Krisis Ukraina yang diawali oleh perseteruan antara elit politik, berubah menjadi perebutan kekuasaan. Presiden Viktor Yanukovych yang berkuasa sejak 2010 pada 22 Februari 2014 dilengserkan oleh parlemen.
Pemicunya berawal pada November 2013. Terjadi perdebatan sengit di kalangan politisi. Antara mereka yang pro bergabung dengan Uni Eropa dan yang ingin berafiliasi dengan Rusia, bekas pecahan Uni Soviet.
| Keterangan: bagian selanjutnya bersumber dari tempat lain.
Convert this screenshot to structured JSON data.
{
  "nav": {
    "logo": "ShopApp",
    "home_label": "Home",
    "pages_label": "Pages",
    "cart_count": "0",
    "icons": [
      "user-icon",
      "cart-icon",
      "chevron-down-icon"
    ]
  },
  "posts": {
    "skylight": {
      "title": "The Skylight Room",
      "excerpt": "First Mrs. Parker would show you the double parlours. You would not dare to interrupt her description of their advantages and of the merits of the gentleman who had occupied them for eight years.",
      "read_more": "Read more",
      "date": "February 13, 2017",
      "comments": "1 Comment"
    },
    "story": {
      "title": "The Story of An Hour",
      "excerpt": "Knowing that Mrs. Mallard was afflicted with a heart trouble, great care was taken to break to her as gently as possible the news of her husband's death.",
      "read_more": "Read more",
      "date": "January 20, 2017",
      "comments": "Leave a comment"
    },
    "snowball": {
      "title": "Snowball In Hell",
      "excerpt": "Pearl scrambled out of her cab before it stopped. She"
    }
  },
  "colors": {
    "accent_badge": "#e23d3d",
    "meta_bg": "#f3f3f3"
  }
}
Mayoritas rakyat Ukraina memang ingin bergabung dengan Uni Eropa. Tetapi sebagian kecil yang merasa tidak nyaman. Mereka yang tidak merasa nyaman, sekalipun masuk kategori minoritas, tetap kelompok itu tetap punya pengaruh. Di antaranya Presiden Viktor Yanukovych. Sehingga kekuatan mayoritas tidak serta mengalahkan minoritas.
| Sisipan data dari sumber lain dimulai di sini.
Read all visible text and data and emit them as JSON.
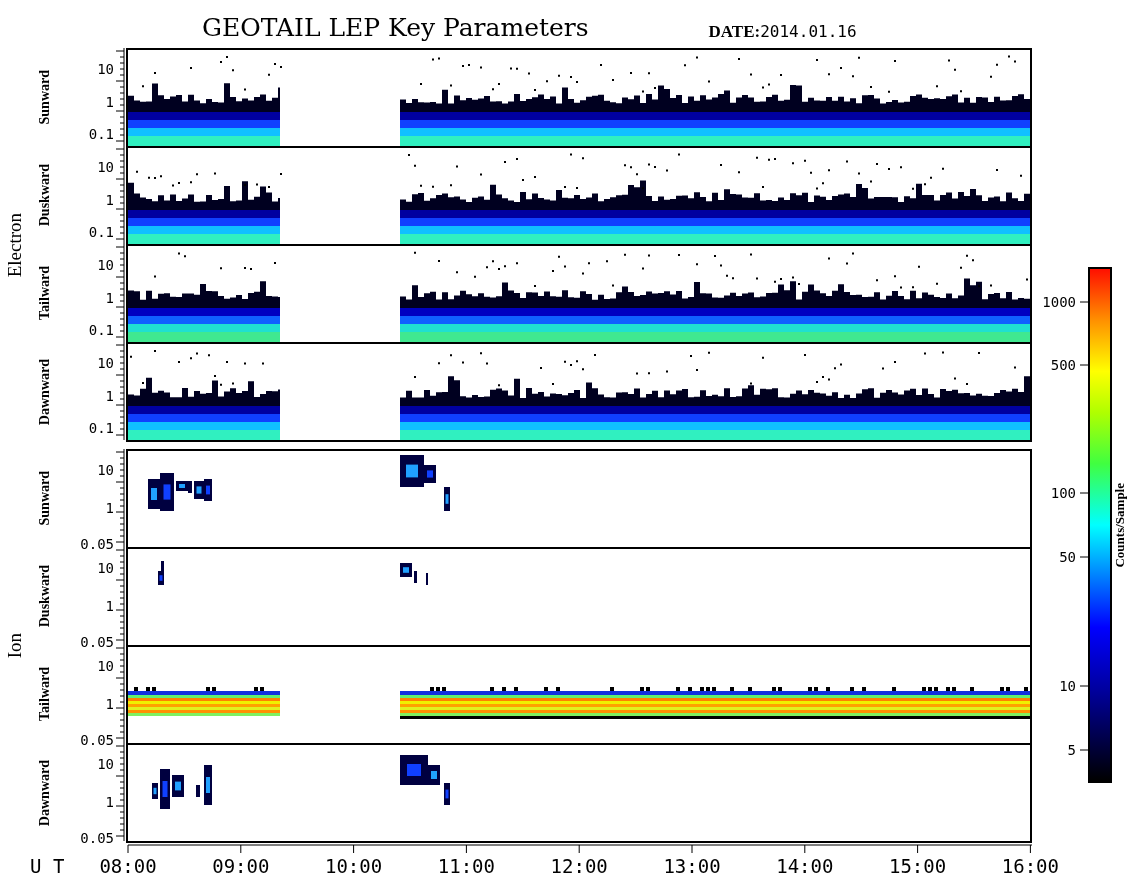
{
  "title": "GEOTAIL LEP Key Parameters",
  "date": {
    "label": "DATE:",
    "value": "2014.01.16"
  },
  "groups": [
    {
      "name": "Electron",
      "panels": [
        {
          "label": "Sunward",
          "kind": "electron",
          "y_tick_labels": [
            "10",
            "1",
            "0.1"
          ]
        },
        {
          "label": "Duskward",
          "kind": "electron",
          "y_tick_labels": [
            "10",
            "1",
            "0.1"
          ]
        },
        {
          "label": "Tailward",
          "kind": "electron",
          "y_tick_labels": [
            "10",
            "1",
            "0.1"
          ]
        },
        {
          "label": "Dawnward",
          "kind": "electron",
          "y_tick_labels": [
            "10",
            "1",
            "0.1"
          ]
        }
      ]
    },
    {
      "name": "Ion",
      "panels": [
        {
          "label": "Sunward",
          "kind": "ion_burst",
          "y_tick_labels": [
            "10",
            "1",
            "0.05"
          ]
        },
        {
          "label": "Duskward",
          "kind": "ion_sparse",
          "y_tick_labels": [
            "10",
            "1",
            "0.05"
          ]
        },
        {
          "label": "Tailward",
          "kind": "ion_band",
          "y_tick_labels": [
            "10",
            "1",
            "0.05"
          ]
        },
        {
          "label": "Dawnward",
          "kind": "ion_burst",
          "y_tick_labels": [
            "10",
            "1",
            "0.05"
          ]
        }
      ]
    }
  ],
  "x_axis": {
    "label": "U T",
    "tick_labels": [
      "08:00",
      "09:00",
      "10:00",
      "11:00",
      "12:00",
      "13:00",
      "14:00",
      "15:00",
      "16:00"
    ]
  },
  "colorbar": {
    "label": "Counts/Sample",
    "tick_labels": [
      "1000",
      "500",
      "100",
      "50",
      "10",
      "5"
    ]
  }
}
Ketidaksetujuannya inilah yang mendorong oposisi melancarkan demonstrasi dan penggembosan yang berujung pada penggulingan Presiden Yanukovych oleh parlemen pada Sabtu 22 Februari 2014.
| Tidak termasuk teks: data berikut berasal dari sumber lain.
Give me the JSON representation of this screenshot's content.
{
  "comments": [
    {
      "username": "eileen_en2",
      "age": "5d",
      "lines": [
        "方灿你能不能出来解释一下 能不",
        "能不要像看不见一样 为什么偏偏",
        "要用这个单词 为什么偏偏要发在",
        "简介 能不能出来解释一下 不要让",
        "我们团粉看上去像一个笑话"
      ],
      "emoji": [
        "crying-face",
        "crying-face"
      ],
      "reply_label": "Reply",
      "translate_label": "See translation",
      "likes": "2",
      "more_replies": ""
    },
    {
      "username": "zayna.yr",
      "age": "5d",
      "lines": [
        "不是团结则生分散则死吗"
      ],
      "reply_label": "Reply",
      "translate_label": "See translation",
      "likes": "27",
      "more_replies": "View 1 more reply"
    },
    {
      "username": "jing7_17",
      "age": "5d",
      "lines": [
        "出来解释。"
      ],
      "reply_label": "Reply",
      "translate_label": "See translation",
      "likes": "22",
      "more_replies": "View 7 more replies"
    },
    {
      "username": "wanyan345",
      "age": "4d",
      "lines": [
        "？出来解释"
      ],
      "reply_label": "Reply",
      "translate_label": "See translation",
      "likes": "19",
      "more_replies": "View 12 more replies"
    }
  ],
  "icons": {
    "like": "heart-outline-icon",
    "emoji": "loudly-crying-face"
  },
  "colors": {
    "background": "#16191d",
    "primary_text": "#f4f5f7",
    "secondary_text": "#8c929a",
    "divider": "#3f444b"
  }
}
Presiden Vicktor Yanukovych yang dikenal dekat dengan Presiden Rusia, Vladimir Putin, punya alasan untuk membawa Ukraina bergabung dengan Rusia. Sebab Ukaina sesungguhnya banyak bergantung pada bantuan Rusia.
Tapi sejarah juga menunjukkan ketika Nazi berkuasa di Jerman, banyak warga Ukraina yang menjadi kolaborator Nazi. Dan warga yang dimaksud pada umumnya beretnik Rusia. Inilah yang tidak dikehendaki oleh mayoritas Ukraina - jika negara tersebut bergabung dengan Rusia.
Sebetulnya masalah pengaruh Nazi, bukan sebuah isu yang paling menentukan. Masalahnya tak akan menjadi sesuatu yang penting kalau Presiden Viktor Yanukovych memerintah Ukraina secara normatif.
Persoalannya berbelok. Isu bergabung tidaknya dengan Uni Eropa menjadi isu hangat karena Yanukovych terang-terangan menolak gagasan tersebut.
Imbas Terhadap Dunia
Cepat atau lambat, besar atau kecil, imbasnya bakal dirasakan oleh dunia termasuk Indonesia sebagai bagian dari komunitas dunia. Apalagi dalam beberapa hal, yang dihadapi Ukraina mirip dengan situasi yang dihadapi Indonesia.
Seperti kerancuan dalam sistem politik dan merajalelanya korupsi. UU yang ada tidak memungkinkan seorang Presiden atau Perdana Menteri mampu memerintah secara kuat, berwibawa sebagaimana seharusnya.
Hal ini terjadi antara lain, karena masa transisi dari sistem otoriter ke demokrasi liberal belum lagi selesai. Adaptasi pada sistem politik yang baru belum lancar, korupsi sudah merajalela.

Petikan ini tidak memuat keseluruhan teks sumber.